04-25-2007, 07:55 PM	#15 (permalink)
got_bugs? Registered User Join Date: Apr 2007 Posts: 10 OS: XP	Re: Vundo and possibly others Thank you for the clear and concise instructions. I presently use Macafee, in your opinion, is AVG a better program? I have heard good things about it.

04-25-2007, 08:33 PM	#16 (permalink)
tetonbob Manager, Security Center, TSF Academy; Analyst, Security Team Join Date: Jan 2005 Location: Transylvania County, North Carolina, USA Posts: 35,156 OS: 2000 Pro; XP Pro; XP Home	Re: Vundo and possibly others Any of the free AntiVirus solutions I listed above work well, AVG included. If McAfee is about to expire, you may want to give AVG a try. I've used it, and found it to be effective. You may want to have a look here: http://www.av-comparatives.org/seiten/home.html __________________ Practice Safe Surfing PC Safety and Security--What Do I Need? Because what you don't know, CAN hurt you.
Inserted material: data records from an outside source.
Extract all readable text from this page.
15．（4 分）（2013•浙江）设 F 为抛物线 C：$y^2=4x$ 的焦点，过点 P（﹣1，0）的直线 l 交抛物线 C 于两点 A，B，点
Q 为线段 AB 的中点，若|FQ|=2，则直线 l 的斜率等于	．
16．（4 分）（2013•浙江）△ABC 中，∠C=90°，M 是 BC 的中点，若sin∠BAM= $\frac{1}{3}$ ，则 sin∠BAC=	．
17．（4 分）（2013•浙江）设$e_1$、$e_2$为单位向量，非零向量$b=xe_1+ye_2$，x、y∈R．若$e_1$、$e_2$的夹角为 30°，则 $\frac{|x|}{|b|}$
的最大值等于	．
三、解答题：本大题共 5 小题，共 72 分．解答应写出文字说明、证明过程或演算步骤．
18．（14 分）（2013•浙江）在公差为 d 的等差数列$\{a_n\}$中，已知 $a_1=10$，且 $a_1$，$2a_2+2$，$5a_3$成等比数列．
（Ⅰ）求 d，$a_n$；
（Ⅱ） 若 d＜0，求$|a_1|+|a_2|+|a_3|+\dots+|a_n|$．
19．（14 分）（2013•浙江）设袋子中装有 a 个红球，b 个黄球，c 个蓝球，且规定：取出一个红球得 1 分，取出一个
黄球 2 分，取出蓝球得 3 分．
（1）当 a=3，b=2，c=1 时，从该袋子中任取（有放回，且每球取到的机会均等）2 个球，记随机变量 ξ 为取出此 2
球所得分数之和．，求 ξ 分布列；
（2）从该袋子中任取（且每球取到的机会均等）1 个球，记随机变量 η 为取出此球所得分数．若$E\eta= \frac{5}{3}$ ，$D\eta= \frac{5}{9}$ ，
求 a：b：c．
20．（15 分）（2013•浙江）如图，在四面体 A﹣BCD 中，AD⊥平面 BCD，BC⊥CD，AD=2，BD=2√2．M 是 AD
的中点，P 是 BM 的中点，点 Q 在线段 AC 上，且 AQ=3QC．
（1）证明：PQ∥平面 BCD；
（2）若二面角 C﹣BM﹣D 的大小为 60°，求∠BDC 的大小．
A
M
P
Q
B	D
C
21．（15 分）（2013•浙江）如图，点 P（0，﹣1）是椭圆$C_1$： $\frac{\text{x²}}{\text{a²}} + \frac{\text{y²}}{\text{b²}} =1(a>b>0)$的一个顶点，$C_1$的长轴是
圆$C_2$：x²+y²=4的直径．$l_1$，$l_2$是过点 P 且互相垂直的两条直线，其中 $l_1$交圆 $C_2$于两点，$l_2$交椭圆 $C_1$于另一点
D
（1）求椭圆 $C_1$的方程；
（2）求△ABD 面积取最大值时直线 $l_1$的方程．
Proud Member of ASAP since 2005 Proud Member of UNITE since 2006 Microsoft MVP - Consumer Security 2009

04-25-2007, 08:47 PM	#17 (permalink)
got_bugs? Registered User Join Date: Apr 2007 Posts: 10 OS: XP	Re: Vundo and possibly others Thank you for that link, and all your help, as you didn't respond with additional instructions, do I have a clean bill of health? May I ask before you close this, what happens to money donated to the forum? I would like to contribute something, and would like to know where it goes.